Franklin, always proud of his working class roots, became a successful newspaper editor and printer in Philadelphia, the leading city in the colonies. With two partners he published the Pennsylvania Chronicle, a newspaper that was known for its revolutionary sentiments and criticisms of the British policies. He became wealthy publishing Poor Richard's Almanack and The Pennsylvania Gazette. Franklin was also the printer of books for the Moravians of Bethlehem, Pennsylvania (1742 on). Franklin's printed Moravian books (printed in German) are preserved, and can be viewed, at the Moravian Archives located in Bethlehem. Franklin visited Bethlehem many times and stayed at the Moravian Sun Inn.

He played a major role in establishing the University of Pennsylvania and was elected the first president of the American Philosophical Society. Franklin became a national hero in America when as agent for several colonies he spearheaded the effort to have Parliament in London repeal the unpopular Stamp Act. An accomplished diplomat, he was widely admired among the French as American minister to Paris and was a major figure in the development of positive Franco-American relations. His efforts to secure support for the American Revolution by shipments of crucial munitions proved vital for the American war effort.

For many years he was the British postmaster for the colonies, which enabled him to set up the first national communications network. He was active in community affairs, colonial and state politics, as well as national and international affairs. From 1785 to 1788, he served as governor of Pennsylvania. Toward the end of his life, he freed his own slaves and became one of the most prominent abolitionists.

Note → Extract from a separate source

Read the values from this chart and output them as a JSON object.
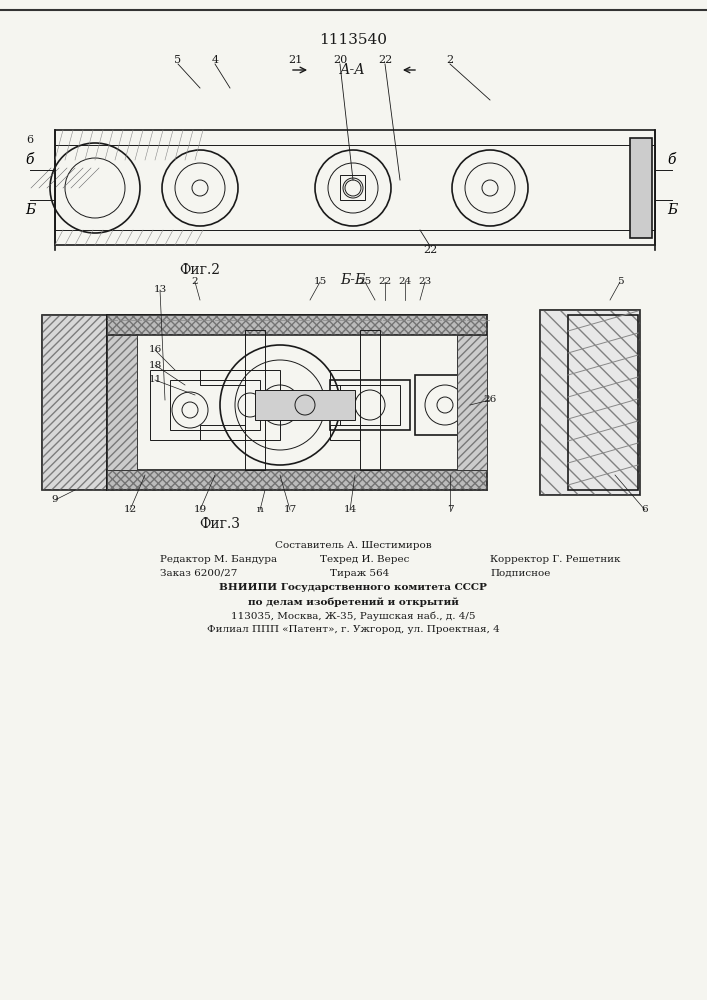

His colorful life and legacy of scientific and political achievement, and status as one of America's most influential Founding Fathers, have seen Franklin honored on coinage and the $100 bill; warships, the names of many towns, counties, educational institutions, namesakes, and companies, and, more than two centuries after his death, countless cultural references.

Massachusetts Law

The law designating Benjamin Franklin as the official Massachusetts state inventer is found in the General Laws of Massachusetts, Part 1, Title 1, Chapter 2, Section 56

PART I ADMINISTRATION OF THE GOVERNMENT

TITLE I JURISDICTION AND EMBLEMS OF THE COMMONWEALTH, THE GENERAL COURT, STATUTES AND PUBLIC DOCUMENTS

CHAPTER 2 ARMS, GREAT SEAL AND OTHER EMBLEMS OF THE COMMONWEALTH

Section 56 Inventor of the commonwealth

Section 56. Benjamin Franklin shall be the official inventor of the commonwealth.